エルはサファをじっと見つめた後、俺を横目で見た。
一瞬、身が竦む。
「火遊びは止めて居るべき場所へ帰ったらどうだ」
それだけ言うと、サファを抱きかかえたまま白の領域の方に向かって飛び立った。
嫌い合ってるのかなんなのかよく分からなくなるな。なんなの。
ぼーっと考えているとアズが俺の左手をちょこっと摘んで見上げてきた。
「お……追っかけよ!」
頷きを返してからエルとサファの後を追った。アズも俺の横に並ぶ。その視線は二人をしっかり捉えていた。
何か分かるかもしれない。
やっぱり悪魔に触れる方法があるんだ。
二人の声は聞こえないが、表情は読み取れるくらいの距離を置き、追い続ける。
エルはサファの耳元に顔を寄せ、何か囁いているようだった。それを受けてサファは、力無く額に手の甲をあてた。

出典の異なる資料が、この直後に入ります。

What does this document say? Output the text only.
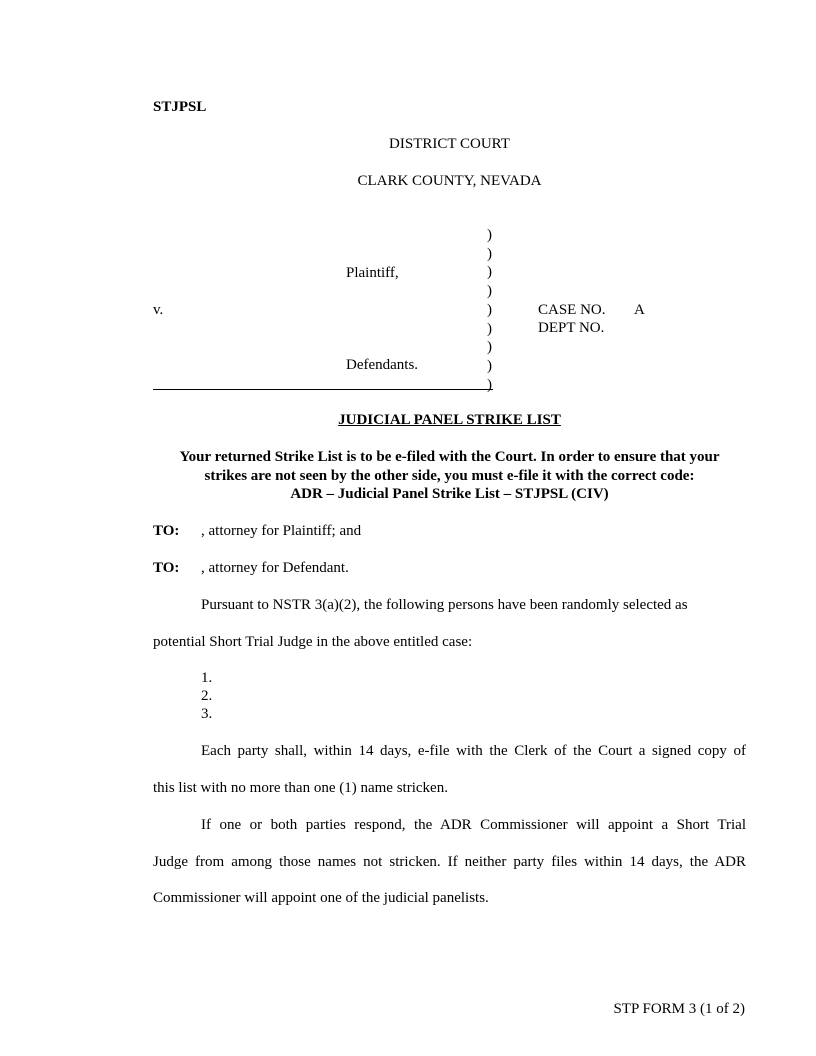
STJPSL
DISTRICT COURT
CLARK COUNTY, NEVADA
)
)
)
)
)
)
)
)
)
Plaintiff,
v.	CASE NO. A
DEPT NO.
Defendants.
JUDICIAL PANEL STRIKE LIST
Your returned Strike List is to be e-filed with the Court. In order to ensure that your
strikes are not seen by the other side, you must e-file it with the correct code:
ADR – Judicial Panel Strike List – STJPSL (CIV)
TO: , attorney for Plaintiff; and
TO: , attorney for Defendant.
Pursuant to NSTR 3(a)(2), the following persons have been randomly selected as
potential Short Trial Judge in the above entitled case:
1.
2.
3.
Each party shall, within 14 days, e-file with the Clerk of the Court a signed copy of
this list with no more than one (1) name stricken.
If one or both parties respond, the ADR Commissioner will appoint a Short Trial
Judge from among those names not stricken. If neither party files within 14 days, the ADR
Commissioner will appoint one of the judicial panelists.
STP FORM 3 (1 of 2)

……いいな。俺なんてやっと手袋越しに触れるようになったっていうのに。
ふと右手を見ると、少し血が滲んでいた。さっき無理に伸ばしたときに傷が開いたんだろう。またウィノに苦い顔されるかな。とりあえず、アズには見せないようにしておこう。余計な心配かけたくないし。
しばらく飛んで、灰の領域の大樹を通り過ぎると、エルは方向を変えて右に飛んでいった。まっすぐ飛べば白の領域なんてすぐなのに。何かあるのか?
俺とアズは顔を見合わせ、エルの後を追い続けた。